Popularny „botoks” służy do czasowego, odwracalnego osłabienia lub zablokowania kurczenia się mięśni. Podajemy go na całe czoło i w okolicę tzw. „kurzych łapek”. Dzięki temu odmładzamy, łagodzimy surowy wygląd. Zapraszam do poczytania o tym co najważniejsze przed zabiegiem.
- Toksyna botulinowa jest lekiem sprzedawanym na receptę. Uprawnienia do wystawienia recepty i podawania leku ma wyłącznie lekarz.
- Lekarze używają wyłącznie najlepszych, dokładnie zbadanych, preparatów. Mówią co podają, a pacjent wyraża zgodę, podpisując formularz świadomej zgody.
- Lekarze nie podają tzw. botoksu niewiadomego pochodzenia. I nie ma powodu, żeby poprawiali po osobach nie posiadających uprawnień.
- Toksyna botulinowa jest bardzo skuteczną metodą odmładzania, jednak nie powinno się jej nadużywać, gdyż nie chcemy, aby po wielu latach wiotczejąca skóra, w połączeniu z osłabieniem mięśni, dała efekt odwrotny. Myślmy perspektywicznie.
- Częstotliwość korzystania z iniekcji „botoksu” nie powinna być większa niż co 6 miesięcy u młodych osób i rzadziej u starszych pacjentów.

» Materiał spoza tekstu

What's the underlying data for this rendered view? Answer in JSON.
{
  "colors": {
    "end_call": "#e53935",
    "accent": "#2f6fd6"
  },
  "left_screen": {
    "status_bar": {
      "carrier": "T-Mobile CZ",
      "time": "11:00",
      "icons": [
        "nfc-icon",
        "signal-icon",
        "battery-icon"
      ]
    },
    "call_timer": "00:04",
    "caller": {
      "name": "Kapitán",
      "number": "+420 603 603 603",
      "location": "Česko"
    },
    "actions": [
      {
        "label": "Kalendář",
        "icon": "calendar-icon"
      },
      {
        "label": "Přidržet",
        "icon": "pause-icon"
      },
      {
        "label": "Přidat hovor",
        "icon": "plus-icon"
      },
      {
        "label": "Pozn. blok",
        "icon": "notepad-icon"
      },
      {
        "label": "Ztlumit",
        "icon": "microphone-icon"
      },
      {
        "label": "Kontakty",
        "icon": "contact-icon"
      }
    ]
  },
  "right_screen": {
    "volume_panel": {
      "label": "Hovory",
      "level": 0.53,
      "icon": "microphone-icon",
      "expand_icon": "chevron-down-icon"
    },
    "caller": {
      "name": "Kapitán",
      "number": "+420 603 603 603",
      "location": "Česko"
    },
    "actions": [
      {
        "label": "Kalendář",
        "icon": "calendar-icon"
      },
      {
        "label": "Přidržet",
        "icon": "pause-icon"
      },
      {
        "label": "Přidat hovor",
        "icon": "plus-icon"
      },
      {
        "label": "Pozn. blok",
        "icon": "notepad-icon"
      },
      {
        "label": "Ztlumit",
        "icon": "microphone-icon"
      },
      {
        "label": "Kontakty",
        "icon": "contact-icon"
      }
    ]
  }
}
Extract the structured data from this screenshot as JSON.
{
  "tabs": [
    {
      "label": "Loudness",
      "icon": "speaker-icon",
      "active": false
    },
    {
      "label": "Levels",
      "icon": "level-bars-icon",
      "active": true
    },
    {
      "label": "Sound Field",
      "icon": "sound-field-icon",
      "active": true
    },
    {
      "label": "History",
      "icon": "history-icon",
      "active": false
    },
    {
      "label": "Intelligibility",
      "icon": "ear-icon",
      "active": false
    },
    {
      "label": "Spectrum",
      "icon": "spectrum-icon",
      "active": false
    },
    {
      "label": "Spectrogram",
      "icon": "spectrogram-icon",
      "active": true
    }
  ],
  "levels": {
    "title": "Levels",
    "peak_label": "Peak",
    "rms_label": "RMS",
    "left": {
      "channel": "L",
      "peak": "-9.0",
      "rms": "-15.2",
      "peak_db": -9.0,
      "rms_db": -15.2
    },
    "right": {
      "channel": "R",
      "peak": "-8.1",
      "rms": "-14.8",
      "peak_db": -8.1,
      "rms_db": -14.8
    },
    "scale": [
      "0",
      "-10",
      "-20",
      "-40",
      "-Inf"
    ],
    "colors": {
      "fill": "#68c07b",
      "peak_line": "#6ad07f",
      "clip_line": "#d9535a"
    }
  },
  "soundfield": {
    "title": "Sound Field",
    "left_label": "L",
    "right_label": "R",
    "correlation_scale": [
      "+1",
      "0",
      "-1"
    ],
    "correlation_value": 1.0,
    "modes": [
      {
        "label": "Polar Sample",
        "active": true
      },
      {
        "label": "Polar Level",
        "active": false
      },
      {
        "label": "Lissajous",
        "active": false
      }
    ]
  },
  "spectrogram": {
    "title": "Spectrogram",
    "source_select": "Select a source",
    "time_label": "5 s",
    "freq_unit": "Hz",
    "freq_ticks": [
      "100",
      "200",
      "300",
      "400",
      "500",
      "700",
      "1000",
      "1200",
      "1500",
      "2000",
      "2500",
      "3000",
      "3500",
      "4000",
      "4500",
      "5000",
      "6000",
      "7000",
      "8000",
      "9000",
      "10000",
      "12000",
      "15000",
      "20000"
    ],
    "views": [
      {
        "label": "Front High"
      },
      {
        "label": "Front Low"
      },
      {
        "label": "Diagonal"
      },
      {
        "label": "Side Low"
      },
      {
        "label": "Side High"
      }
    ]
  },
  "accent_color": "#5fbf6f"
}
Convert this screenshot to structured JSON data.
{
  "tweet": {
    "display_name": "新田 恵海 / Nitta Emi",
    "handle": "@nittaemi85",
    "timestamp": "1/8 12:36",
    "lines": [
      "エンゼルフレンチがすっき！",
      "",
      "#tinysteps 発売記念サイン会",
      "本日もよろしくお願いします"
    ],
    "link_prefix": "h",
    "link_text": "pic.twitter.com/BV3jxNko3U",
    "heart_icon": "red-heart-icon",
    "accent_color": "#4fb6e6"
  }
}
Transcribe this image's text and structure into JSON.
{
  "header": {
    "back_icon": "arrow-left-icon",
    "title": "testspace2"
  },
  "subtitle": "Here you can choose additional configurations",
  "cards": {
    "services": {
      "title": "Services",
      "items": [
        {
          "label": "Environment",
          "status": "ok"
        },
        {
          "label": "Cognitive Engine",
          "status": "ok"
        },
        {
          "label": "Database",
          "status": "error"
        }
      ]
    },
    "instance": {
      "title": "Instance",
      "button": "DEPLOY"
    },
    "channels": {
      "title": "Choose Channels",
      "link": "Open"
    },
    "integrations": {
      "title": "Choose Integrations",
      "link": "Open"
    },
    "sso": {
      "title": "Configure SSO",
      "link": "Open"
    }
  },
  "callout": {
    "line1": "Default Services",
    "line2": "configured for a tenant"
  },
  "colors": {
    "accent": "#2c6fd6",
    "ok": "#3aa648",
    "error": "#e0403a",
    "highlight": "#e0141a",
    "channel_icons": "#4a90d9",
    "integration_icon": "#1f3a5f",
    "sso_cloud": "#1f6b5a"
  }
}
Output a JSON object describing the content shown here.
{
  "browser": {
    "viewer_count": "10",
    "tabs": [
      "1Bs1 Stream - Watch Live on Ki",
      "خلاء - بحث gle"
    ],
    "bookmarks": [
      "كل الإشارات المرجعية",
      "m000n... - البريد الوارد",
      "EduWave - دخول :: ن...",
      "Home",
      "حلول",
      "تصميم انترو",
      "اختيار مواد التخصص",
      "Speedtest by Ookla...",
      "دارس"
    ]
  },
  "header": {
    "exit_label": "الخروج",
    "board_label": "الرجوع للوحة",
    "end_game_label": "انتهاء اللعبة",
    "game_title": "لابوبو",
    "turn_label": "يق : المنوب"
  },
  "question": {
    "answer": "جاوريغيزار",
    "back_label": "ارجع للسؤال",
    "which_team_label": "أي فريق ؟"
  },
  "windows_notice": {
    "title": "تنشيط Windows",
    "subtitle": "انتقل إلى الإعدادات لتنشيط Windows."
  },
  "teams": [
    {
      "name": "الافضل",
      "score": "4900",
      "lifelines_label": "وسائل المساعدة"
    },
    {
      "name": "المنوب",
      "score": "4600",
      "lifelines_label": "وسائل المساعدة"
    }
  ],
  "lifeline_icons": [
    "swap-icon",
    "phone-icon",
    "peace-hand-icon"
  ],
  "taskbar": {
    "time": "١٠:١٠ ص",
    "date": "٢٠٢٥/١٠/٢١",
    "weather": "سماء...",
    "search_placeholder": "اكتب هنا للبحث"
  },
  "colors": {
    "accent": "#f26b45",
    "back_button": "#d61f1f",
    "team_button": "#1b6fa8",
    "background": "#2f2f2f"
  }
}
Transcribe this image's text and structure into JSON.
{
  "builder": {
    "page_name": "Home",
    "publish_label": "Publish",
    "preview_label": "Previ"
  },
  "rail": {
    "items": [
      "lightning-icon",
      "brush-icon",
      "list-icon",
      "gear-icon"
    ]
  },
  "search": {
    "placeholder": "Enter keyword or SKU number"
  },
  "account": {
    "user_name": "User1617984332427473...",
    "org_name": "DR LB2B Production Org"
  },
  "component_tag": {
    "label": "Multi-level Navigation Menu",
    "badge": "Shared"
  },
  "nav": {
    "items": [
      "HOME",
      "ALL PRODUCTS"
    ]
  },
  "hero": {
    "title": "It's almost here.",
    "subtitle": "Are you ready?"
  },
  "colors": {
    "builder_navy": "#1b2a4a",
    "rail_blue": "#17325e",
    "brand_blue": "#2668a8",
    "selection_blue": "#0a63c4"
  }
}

- Nie kieruję się schematami. Ogólnie jest przyjęte, że „botoks” podaje się na „okolicę” i płaci też za jedną, dwie lub trzy okolice. Tak może być, ale nie musi. Dlaczego? Ponieważ najlepszy efekt uzyskuje się podając tyle ile potrzeba. Przykładowo, odpowiednik dawki na 1 okolicę podaję na całe czoło.
- Wiotczenie skóry czoła, pojawiające się wraz ze starzeniem się skóry, może spowodować opadnięcie powiek (odwracalne) lub „nawis” nadmiaru skóry. Lepiej wykonać serię mezoterapii peptydami, aby ujędrnić i zagęścić skórę.
- Czas utrzymywania się efektów zależy od nasilenia mimiki. Przy silnym marszczeniu czoła, u młodej osoby, efekt słabnie lub zanika po 4-6 miesiącach. Zalecam wykonać wtedy kolejny zabieg, czas utrzymywania efektów zacznie się wydłużać.